Top critical review
The Original direction of Fumbling Towards Ecstasy
on December 17, 2003
I'm not actually sure why people consider this as one of Sarah McLachlan's released Albums. I actually see this CD as rather like a b-side thing, a bonus compilation of some sort because each track on this CD is from Fumbling Towards Ecstasy. Each song, though, is different from Fumbling Towards Ecstasy such as instrumentation as well as some shifts from the melodic structure of the songs.
1. CD-ROM Multimedia Presentation.
2. Elsewhere: this song is driven by the bass, drum, and guitar, and light piano. This piece sounds very "bluesy". The melodic structures of the verses have changed a bit, while the chorus does sound like the original track.

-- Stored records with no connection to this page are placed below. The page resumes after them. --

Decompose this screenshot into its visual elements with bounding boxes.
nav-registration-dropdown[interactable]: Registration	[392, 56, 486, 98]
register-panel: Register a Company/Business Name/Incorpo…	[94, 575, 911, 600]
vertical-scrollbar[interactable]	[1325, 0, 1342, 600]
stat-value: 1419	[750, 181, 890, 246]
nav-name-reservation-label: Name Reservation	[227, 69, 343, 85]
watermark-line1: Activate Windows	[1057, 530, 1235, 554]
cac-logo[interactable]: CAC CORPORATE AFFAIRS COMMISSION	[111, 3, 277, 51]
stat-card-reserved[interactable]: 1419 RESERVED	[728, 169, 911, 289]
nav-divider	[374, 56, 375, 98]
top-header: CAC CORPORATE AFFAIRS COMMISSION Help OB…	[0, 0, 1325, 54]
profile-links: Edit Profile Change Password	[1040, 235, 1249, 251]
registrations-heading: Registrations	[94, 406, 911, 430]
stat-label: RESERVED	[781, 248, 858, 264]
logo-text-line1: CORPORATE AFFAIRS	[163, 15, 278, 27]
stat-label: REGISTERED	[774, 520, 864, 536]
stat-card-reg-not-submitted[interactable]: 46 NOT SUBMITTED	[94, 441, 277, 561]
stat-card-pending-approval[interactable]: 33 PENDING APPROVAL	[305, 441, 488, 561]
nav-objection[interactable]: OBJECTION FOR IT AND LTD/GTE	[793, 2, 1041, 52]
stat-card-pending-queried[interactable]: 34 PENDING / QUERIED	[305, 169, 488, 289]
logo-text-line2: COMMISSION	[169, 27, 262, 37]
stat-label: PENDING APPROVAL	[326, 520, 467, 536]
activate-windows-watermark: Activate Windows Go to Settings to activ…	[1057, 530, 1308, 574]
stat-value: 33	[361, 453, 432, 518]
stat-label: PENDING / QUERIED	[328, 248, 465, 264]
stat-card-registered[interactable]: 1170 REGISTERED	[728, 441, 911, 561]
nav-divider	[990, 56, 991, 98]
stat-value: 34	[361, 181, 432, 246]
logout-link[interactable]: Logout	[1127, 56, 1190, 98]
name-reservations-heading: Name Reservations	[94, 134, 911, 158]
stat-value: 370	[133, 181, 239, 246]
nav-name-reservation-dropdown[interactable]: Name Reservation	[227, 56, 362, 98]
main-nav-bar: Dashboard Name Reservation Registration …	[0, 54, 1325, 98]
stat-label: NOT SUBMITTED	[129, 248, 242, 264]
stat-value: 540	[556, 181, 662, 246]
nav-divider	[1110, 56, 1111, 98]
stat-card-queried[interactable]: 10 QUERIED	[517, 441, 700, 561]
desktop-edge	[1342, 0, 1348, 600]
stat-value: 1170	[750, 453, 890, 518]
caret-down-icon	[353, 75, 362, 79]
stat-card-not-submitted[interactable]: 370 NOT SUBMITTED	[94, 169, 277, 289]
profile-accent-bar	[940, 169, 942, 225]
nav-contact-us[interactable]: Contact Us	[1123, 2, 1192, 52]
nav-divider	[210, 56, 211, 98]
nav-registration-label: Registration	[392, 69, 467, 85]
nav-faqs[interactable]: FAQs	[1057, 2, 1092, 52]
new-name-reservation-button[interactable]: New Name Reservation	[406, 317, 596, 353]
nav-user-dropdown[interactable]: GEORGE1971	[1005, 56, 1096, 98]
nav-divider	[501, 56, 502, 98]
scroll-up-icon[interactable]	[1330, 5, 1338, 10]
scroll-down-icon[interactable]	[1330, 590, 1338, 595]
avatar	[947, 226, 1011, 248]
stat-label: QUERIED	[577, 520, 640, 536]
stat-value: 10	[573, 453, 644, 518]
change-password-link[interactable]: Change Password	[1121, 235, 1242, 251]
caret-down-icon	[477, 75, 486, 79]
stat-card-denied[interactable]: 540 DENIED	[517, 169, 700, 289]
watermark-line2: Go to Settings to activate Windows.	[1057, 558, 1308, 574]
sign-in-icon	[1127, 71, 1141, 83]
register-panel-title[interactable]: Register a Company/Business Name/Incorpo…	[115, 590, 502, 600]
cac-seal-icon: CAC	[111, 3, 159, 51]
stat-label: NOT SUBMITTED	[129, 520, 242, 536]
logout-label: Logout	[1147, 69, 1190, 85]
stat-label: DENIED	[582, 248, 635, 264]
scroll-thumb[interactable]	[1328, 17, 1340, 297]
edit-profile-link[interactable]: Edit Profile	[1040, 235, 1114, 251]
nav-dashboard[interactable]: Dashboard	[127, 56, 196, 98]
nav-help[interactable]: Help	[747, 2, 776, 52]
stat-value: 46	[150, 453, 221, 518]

3. Plenty: the piece consists of very little instrumentation at all. There is some screeching sounds in the background, which is annoying. As the song progresses, about 2 minutes in, there is dramatic drumming that is introduced as well as the keyboard, although very gentle. This song focuses is rather around vocals. The melodic structure of the song is rather the same as Fumbling Towards Ecstasy. This piece is quite haunting.
4. Mary: this song is driven by the guitar as well as the piano. The song is sung rather with much more dramatic pose. The drum machine sound from Fumbling Towards Ecstasy is gone and makes this piece much more intimate. In my opinion, this song is much better than Mary that could be found in Fumbling Towards Ecstasy. Sarah's vocals are demonstrated in this song.
5. Good Enough: this song starts off with organs that sounds very much like a Psalmody, church music. Later on the piano is introduced. The melodic structure of the song is kept from the original. This piece though seems very boring.
6. Hold On: The song as a very long piano introduction, as well as centering around the piano. This song is much more softer than the original piece. No longer emotionally driven by drum beats and the guitar, the vocals of Sarah takes the place of all of them. Her voice is very clear and emotional in this particular piece. My opinion, this piece is much better than the original. Hold On from this track is much more intimate.
7. Ice Cream: this version is quite similar to Ice Cream from Mirrorball. Ice Cream is recorded as to how Sarah would perform it live. This song is driven by the bass and guitar. Background vocals do a great job complimenting Sarah quite well, which is accompanied by Ashwin.
8. Ice: this song is driven the bass and electric guitar, as well as percussions. The vocals are diminished as they are overpowered by the instruments within this piece. There is very much less dramatic pose than the original. The melodic structure of the piece is kept from Fumbling Towards Ecstasy.
9. Ol'55: the only cover song on this CD, which was originally written by Tom Waits. This song sounds very country-ish. This piece sounds quite different with what Sarah would write or sing. This piece does show another side of McLachlan, but not something I would like to listen to.
This CD, I would recommend to Sarah McLachlan fans who have developed a liking to Fumbling Towards Ecstasy and want to hear a different side to some of the songs from Fumbling Towards Ecstasy. They are quite different, some of which are good and some of which one would be happy that they weren't released in Fumbling Towards Ecstasy. If you are a new fan to Sarah McLachlan, I would recommend Sarah's other CD: Fumbling Towards Ecstasy, Surfacing, or even Afterglow. This CD just shows another side of Sarah and basically the original structures of the song. In the cover sleeve, Sarah writes:
"Most of the songs on Fumbling Towards Ecstasy began as acoustic pieces. Early in the recording process we thought about putting out two records: one record of the original acoustic songs and another with more produced and/or layered songs. In time, one version usually presented itself to be the stronger or just more interesting in its instrumentation and direction, whatever felt right at the time.
I love Fumbling Towards Ecstasy recording and wouldn't change a thing, but I love these versions as reminders of where the songs started and of the various paths we wandered down to discover their identities. It was a joy watching them grow."
Truly in contrast to Fumbling Towards Ecstasy, each piece did develop and grow into much more beautiful music, except for Mary, which I would have preferred have been on the Fumbling Towards Ecstasy released. Overall, this CD is okay, only if you are a fan of Fumbling Towards Ecstasy, and want to explore in their original paths.